A pesquisadora atribui esses resultados a “um pânico incutido na sociedade” de que o casamento igualitário “afrontaria” os valores morais cristãos e “ameaçaria” a existência da chamada “família tradicional”, baseada na heterossexualidade compulsória e no patriarcado. “A ordem moral conservadora estrutura discursos e práticas que se valem de uma retórica reacionária, como a “ideologia de gênero”, o “kit gay”, e movimentos “pró-família”, como estratégia política para obstaculizar pautas dos movimentos feministas e LGBTQIAP+”, pontua Daniela.
Para a doutoranda do PPGD, o resultado disso é uma sociedade cada vez mais intolerante e desigual, e uma democracia cada vez menos substantiva. Isso se comprova em dados relacionados à violência sofrida por esse público. O Observatório de Mortes e Violências LGBTI+ no Brasil registrou, em 2022, 273 assassinatos de pessoas LGBT+, incluindo 178 mulheres trans e travestis, o que dá uma média de um crime ocorrido a cada 32 horas – e coloca o Brasil como o país que mais mata transexuais em todo o mundo.

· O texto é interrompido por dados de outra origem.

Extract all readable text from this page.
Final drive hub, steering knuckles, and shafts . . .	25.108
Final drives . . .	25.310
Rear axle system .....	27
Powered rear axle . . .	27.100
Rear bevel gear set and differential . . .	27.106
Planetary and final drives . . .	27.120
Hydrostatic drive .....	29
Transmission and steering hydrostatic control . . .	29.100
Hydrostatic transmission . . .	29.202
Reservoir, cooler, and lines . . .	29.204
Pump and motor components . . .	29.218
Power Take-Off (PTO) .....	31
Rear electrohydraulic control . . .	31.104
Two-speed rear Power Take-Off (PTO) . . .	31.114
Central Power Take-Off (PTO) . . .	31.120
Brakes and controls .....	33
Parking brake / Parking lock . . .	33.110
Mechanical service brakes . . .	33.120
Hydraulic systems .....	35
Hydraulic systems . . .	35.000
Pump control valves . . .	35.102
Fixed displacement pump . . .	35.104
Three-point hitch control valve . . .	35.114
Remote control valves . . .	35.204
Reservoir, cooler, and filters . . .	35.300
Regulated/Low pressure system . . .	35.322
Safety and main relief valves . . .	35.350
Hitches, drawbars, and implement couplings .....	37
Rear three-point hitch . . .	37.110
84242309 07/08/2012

Um dos caminhos defendidos para conscientizar a população sobre um maior respeito à população LGBT está em um comprometimento maior do poder público com políticas públicas de enfrentamento efetivo da violência em razão do gênero e da sexualidade. “Não há como se falar em um Estado Democrático onde pessoas morrem em função de sua existência, onde não há distribuição igualitária de reconhecimento e direitos. Políticas de educação formal e informal sobre diversidade de gênero e sexualidade, formalização dos direitos conquistados pela via judicial, oportunidades de trabalho, acesso à justiça e à saúde são eixos a serem considerados na luta por uma agenda democrática de gênero e sexualidade”, conclui Daniela.